Od: "Sky" <s...@o...pl>
Pokaż wszystkie nagłówki
Użytkownik "Hanka" <c...@g...com> napisał w wiadomości
news:1176444559.630214.49720@b75g2000hsg.googlegroup
s.com...
On 13 Kwi, 01:01, "Sky" <s...@o...pl> wrote:
> Toksyczny układ. ;)
H:
Tak, ale dla obu stron.
> Ja się facetowi wcale nie dziwię...że nie ma ochoty udowadniać że nie jest
> wielbłądem...czyli udawać kogoś kim nie jest...tylko dlatego by jej
> udowodnić że ją kocha... ;)
H:
A ja się nie dziwię dziewczynie, że oczekuje spotkania w połowie drogi
- jeśli, oczywiście, jakaś droga została wspólnie ustalona.
S:
jakoś nie doczytałem tego o ustaleniach...w tekście założycielki wątku ;)
Wy kobitki tak często macie że ową drogę ustalacie sobie same "wirtualnie"
[w wyobraźni] a zainteresowany dowiaduje się o tym w formie pretensji kiedy
nie spełnia pokładanych w nim nadziei -[nie wypełnia wytyczonych mu -bez
jego wiedzy- założeń] ;)
H:
Każdy z nas jest inny, każdego denerwują, też w różnym stopniu, inne
sprawy, tematy, zachowania.
Ale - jeżeli mamy mówić o miłości prawdziwej, przychodzi na myśl
słowo: bezwarunkowa.
S: też o tym wspomniałem w pierwszym swoim poście w wątku
"Realna miłość to decyzja troski o dobro tego drugiego człowieka..."
H:
Tym niemniej - wracając do poprzednich wersów - jeśli coś się
uzgadnia, chociażby wspólną przyszłość, to wypada trzymać się ustaleń,
również z miłości dla osoby, z którą się ich dokonywało.
S:
Życie weryfikuje takie "ustalenia wstepne" -nawet jśli są poczynione - w tym
wypadku -jakoś i tak nic o tym nie słychać...

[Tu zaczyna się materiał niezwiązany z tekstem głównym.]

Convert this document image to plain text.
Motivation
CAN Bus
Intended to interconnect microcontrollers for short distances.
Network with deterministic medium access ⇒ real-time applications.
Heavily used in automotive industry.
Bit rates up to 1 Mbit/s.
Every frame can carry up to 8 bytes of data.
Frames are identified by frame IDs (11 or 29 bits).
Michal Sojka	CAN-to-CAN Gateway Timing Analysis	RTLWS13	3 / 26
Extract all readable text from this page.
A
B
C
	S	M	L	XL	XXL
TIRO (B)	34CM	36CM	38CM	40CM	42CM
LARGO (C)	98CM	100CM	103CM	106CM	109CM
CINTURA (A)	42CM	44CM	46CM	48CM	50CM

> ...czyli udawać kogoś kim nie jest...tylko dlatego by jej
> udowodnić że ją kocha... ;)
H:
I w tych słowach tkwi istota sprawy:
nie zmieni się, w sposób zdecydowany, osobowości człowieka, więc
oczekiwanie, że ktoś nagle zacznie robić coś "po mojemu" może trwać w
nieskończoność.
Warto więc poważnie się zastanowić, teraz, gdy nie ma jeszcze dzieci i
wzajemnych zobowiązań, czy ten związek ma sens.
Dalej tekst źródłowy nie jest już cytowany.